Stratolaunch plane founded by Microsoft’s Paul Allen takes flight in California

Michele Stevens
April 16, 2019

"It was an emotional moment for me, personally, to watch this majestic bird take flight", said Stratolaunch CEO Jean Floyd.

The pilot Evan Thomas told journalists the experience was "awesome" and that " the plane flew as anticipated". It must theoretically be used to carry and drop at altitude a small rocket that will then light its engine, and will propel to space to place satellites in orbit.

Stratolaunch was developed by Northrop Grumman division Scaled Composites for Stratolaunch Systems Corporation, a company founded in 2011 by American billionaire and Microsoft co-founder Paul G. Allen.

The plane, built by Stratolaunch Systems Corp, stayed aloft for more than two hours hitting a top speed of 304km per hour and reached an altitude of 5,182m.

The Stratolaunch itself has the largest wingspan of any aircraft on Earth at 385 feet, wider than a football field including the endzones; it even has two dozen feet to spare.

With twin fuselages and a wing of a size of a football field, the big "Stratolaunch" plane is created to make propelling rockets into space easier and cheaper than traditional ground-based launch pads.


"It's these possibilities that drove us to develop the world's largest plane, which acts as a launch pad in the sky, bypassing numerous hazards that cause ground-launch delays here on Earth". The reinforced centre wing can support multiple launch vehicles, weighing up to a total of 500,000 pounds (2,26,796 kg).

"We all know Paul would have been proud to witness today's historic achievement".

The aircraft takeoff was early Saturday morning at the Mojave Air and Space Port in California. While in-flight, several tests were conducted to evaluate the aircraft flight control systems and test the handling.

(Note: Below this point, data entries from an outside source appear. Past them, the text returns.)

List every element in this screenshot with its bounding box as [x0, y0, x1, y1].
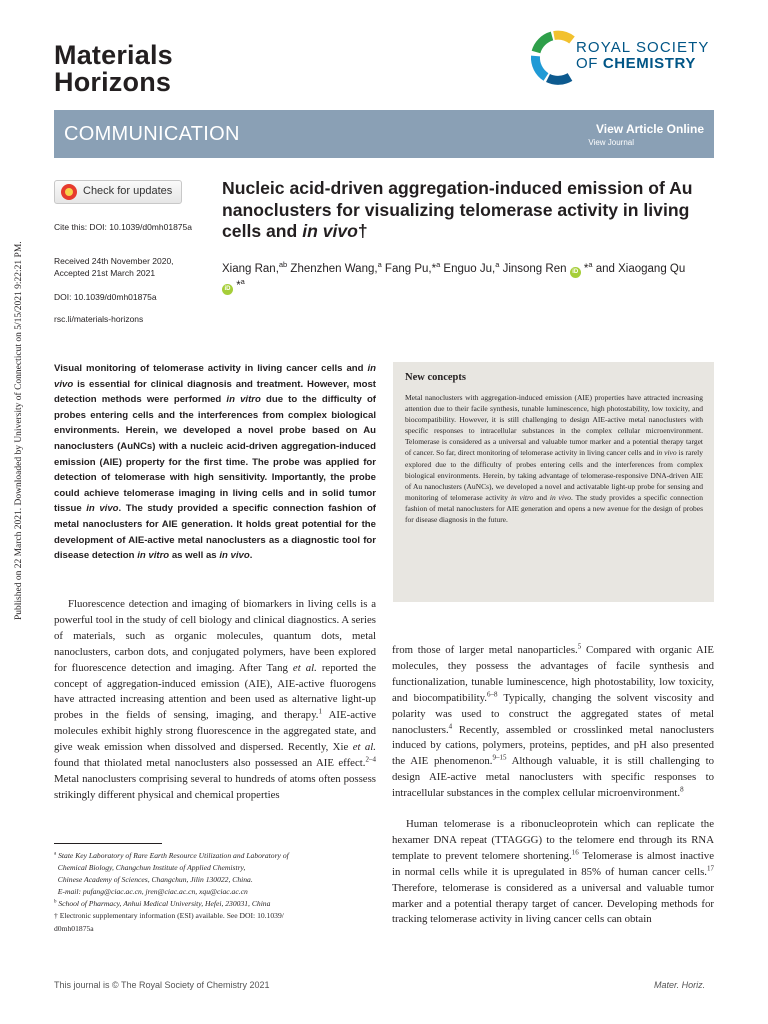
view-article-online-link[interactable]: View Article Online: [595, 122, 704, 136]
body-column-2-para-2: Human telomerase is a ribonucleoprotein which can replicate the hexamer DNA repeat (TTAGGG) to the telomere end through its RNA template to prevent telomere shortening.$^{16}$ Telomerase is almost inactive in normal cells while it is upregulated in 85% of human cancer cells.$^{17}$ Therefore, telomerase is considered as a universal and valuable tumor marker and a potential therapy target of cancer. Developing methods for tracking telomerase activity in living cancer cells can obtain: [392, 818, 714, 926]
crossmark-icon: [61, 184, 77, 200]
footer-journal-abbrev: Mater. Horiz.: [654, 980, 706, 990]
abstract: Visual monitoring of telomerase activity in living cancer cells and in vivo is essential for clinical diagnosis and treatment. However, most detection methods were performed in vitro due to the difficulty of probes entering cells and the interferences from complex biological environments. Herein, we developed a novel probe based on Au nanoclusters (AuNCs) with a nucleic acid-driven aggregation-induced emission (AIE) property for the first time. The probe was applied for detection of telomerase with high sensitivity. Importantly, the probe could achieve telomerase imaging in living cells and in solid tumor tissue in vivo. The study provided a specific connection fashion of metal nanoclusters for AIE generation. It holds great potential for the development of AIE-active metal nanoclusters as a diagnostic tool for disease detection in vitro as well as in vivo.: [54, 363, 376, 562]
footer-copyright: This journal is © The Royal Society of Chemistry 2021: [54, 980, 270, 990]
body-column-2-para-1: from those of larger metal nanoparticles.$^5$ Compared with organic AIE molecules, they possess the advantages of facile synthesis and functionalization, tunable luminescence, high photostability, low toxicity, and biocompatibility.$^{6-8}$ Typically, changing the solvent viscosity and polarity was used to construct the aggregated states of metal nanoclusters.$^4$ Recently, assembled or crosslinked metal nanoclusters induced by cations, polymers, proteins, peptides, and pH also presented the AIE phenomenon.$^{9-15}$ Although valuable, it is still challenging to design AIE-active metal nanoclusters with specific responses to intracellular substances in the complex cellular microenvironment.$^8$: [392, 642, 714, 800]
section-label: COMMUNICATION: [64, 123, 240, 145]
doi[interactable]: DOI: 10.1039/d0mh01875a: [54, 292, 157, 302]
body-column-1: Fluorescence detection and imaging of biomarkers in living cells is a powerful tool in the study of cell biology and clinical diagnostics. A series of materials, such as organic molecules, quantum dots, metal nanoclusters, carbon dots, and conjugated polymers, have been explored for fluorescence detection and imaging. After Tang et al. reported the concept of aggregation-induced emission (AIE), AIE-active fluorogens have attracted increasing attention and been used as alternative light-up probes in the fields of sensing, imaging, and therapy.$^1$ AIE-active molecules exhibit highly strong fluorescence in the aggregated state, and give weak emission when dissolved and dispersed. Recently, Xie et al. found that thiolated metal nanoclusters also possessed an AIE effect.$^{2-4}$ Metal nanoclusters comprising several to hundreds of atoms often possess strikingly different physical and chemical properties: [54, 598, 376, 801]
download-notice: Published on 22 March 2021. Downloaded by University of Connecticut on 5/15/2021 9:22:21 PM.: [14, 241, 24, 620]
journal-url[interactable]: rsc.li/materials-horizons: [54, 314, 144, 324]
footnote-divider: [54, 843, 162, 844]
publisher-name: ROYAL SOCIETY OF CHEMISTRY: [576, 39, 710, 72]
accepted-date: Accepted 21st March 2021: [54, 268, 156, 278]
article-title: Nucleic acid-driven aggregation-induced emission of Au nanoclusters for visualizing telomerase activity in living cells and in vivo†: [222, 178, 693, 241]
section-banner: [54, 110, 714, 158]
author-list: Xiang Ran,$^{ab}$ Zhenzhen Wang,$^a$ Fang Pu,*$^a$ Enguo Ju,$^a$ Jinsong Ren iD *$^a$ and Xiaogang Qu iD *$^a$: [222, 261, 692, 295]
footnotes: $^a$ State Key Laboratory of Rare Earth Resource Utilization and Laboratory of Chemical Biology, Changchun Institute of Applied Chemistry, Chinese Academy of Sciences, Changchun, Jilin 130022, China. E-mail: pufang@ciac.ac.cn, jren@ciac.ac.cn, xqu@ciac.ac.cn $^b$ School of Pharmacy, Anhui Medical University, Hefei, 230031, China † Electronic supplementary information (ESI) available. See DOI: 10.1039/ d0mh01875a: [54, 851, 289, 933]
new-concepts-box: [393, 362, 714, 602]
new-concepts-heading: New concepts: [405, 372, 466, 383]
journal-title: Materials Horizons: [54, 40, 173, 97]
new-concepts-body: Metal nanoclusters with aggregation-induced emission (AIE) properties have attracted increasing attention due to their facile synthesis, tunable luminescence, high photostability, low toxicity, and biocompatibility. However, it is still challenging to design AIE-active metal nanoclusters with specific responses to intracellular substances in the complex cellular microenvironment. Telomerase is considered as a universal and valuable tumor marker and a potential therapy target of cancer. So far, direct monitoring of telomerase activity in living cancer cells and in vivo is rarely explored due to the difficulty of probes entering cells and the interferences from complex biological environments. Herein, by taking advantage of telomerase-responsive DNA-driven AIE of Au nanoclusters (AuNCs), we developed a novel and activatable light-up probe for sensing and monitoring of telomerase activity in vitro and in vivo. The study provides a specific connection fashion of metal nanoclusters for AIE generation and opens a new avenue for the design of probes for disease diagnosis in the future.: [405, 393, 703, 525]
cite-this: Cite this: DOI: 10.1039/d0mh01875a: [54, 222, 192, 232]
received-date: Received 24th November 2020,: [54, 256, 174, 266]
view-journal-link[interactable]: View Journal: [588, 138, 634, 147]
check-for-updates-button[interactable]: Check for updates: [54, 180, 182, 204]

The jet is powered by the same type of engines used by Boeing 747s and is created to take off at a maximum weight 589,676 kilograms. We do this by enabling convenient, affordable, and routine, airline-style access to space that empowers the world's problem solvers - so that they can collect rich and actionable data and drive advancements in science, research, and technology from space.

While Stratolaunch calls its aircraft the world's largest, other airplanes exceed it in length from nose to tail.